Hoeveel water is er nodig om zout op te lossen?

Bij kamertemperatuur heb je minimaal 100 gram water nodig om ongeveer 35 gram zout op te lossen; als de temperatuur echter verandert, verandert ook de hoeveelheid zout die water kan oplossen. Het punt waar water niet langer zout kan oplossen, wordt verzadiging genoemd, en dit gebeurt wanneer het zout dat je toevoegt alleen naar de bodem van de oplossing gaat. Er zijn ook verschillende factoren die de oplosbaarheid van zout in water vergemakkelijken.
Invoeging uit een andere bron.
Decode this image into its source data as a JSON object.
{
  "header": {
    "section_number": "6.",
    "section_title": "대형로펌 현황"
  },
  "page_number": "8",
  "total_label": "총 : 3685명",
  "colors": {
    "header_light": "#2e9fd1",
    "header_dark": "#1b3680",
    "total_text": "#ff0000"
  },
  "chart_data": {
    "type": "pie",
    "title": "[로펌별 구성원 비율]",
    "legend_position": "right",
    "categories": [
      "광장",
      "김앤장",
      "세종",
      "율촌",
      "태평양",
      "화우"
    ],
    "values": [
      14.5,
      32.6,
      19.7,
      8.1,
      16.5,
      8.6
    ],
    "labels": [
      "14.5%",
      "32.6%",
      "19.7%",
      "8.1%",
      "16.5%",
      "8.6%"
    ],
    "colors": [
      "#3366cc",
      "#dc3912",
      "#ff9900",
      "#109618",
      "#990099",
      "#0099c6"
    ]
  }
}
TL; DR (te lang; niet gelezen)

Over het algemeen kun je 35 gram zout oplossen in 100 ml water. Het verhogen van de temperatuur kan u echter helpen meer op te lossen.

Temperatuurverhoging

De meeste stoffen diffunderen in water in directe verhouding tot de temperatuurstijging. Sommige elementen lossen ook gemakkelijk op in water bij de minste temperatuurstijging, zoals zout kaliumnitraat. De oplosbaarheid van natriumchloride of keukenzout wordt slechts in geringe mate beïnvloed door temperatuurstijging. Afgezien hiervan verhoogt zout ook de temperatuur waarbij water kookt. Met 100 gram bijna kokend water (ongeveer 200 tot 212 graden F), kun je ongeveer 40 gram zout toevoegen voordat het verzadigd raakt.

instagram story viewer

Temperatuurverlaging

Zout lost sneller op in warm water dan in koud water. In tegenstelling tot verwarming verlaagt zout de temperatuur waarbij water bevriest. Het toevoegen van zout als opgeloste stof aan water (oplosmiddel) bij vriestemperatuur van water verstoort het evenwicht van water. Zoutmoleculen concurreren met en verdringen de watermoleculen, maar zullen ijs afstoten dat op dit moment wordt gevormd. Het zout verhoogt het smeltpunt van water, wat betekent dat zout het smelten van ijs vertraagt. Door meer zout toe te voegen, ontstaat er een aanzienlijk lager smelt- en vriespunt voor water.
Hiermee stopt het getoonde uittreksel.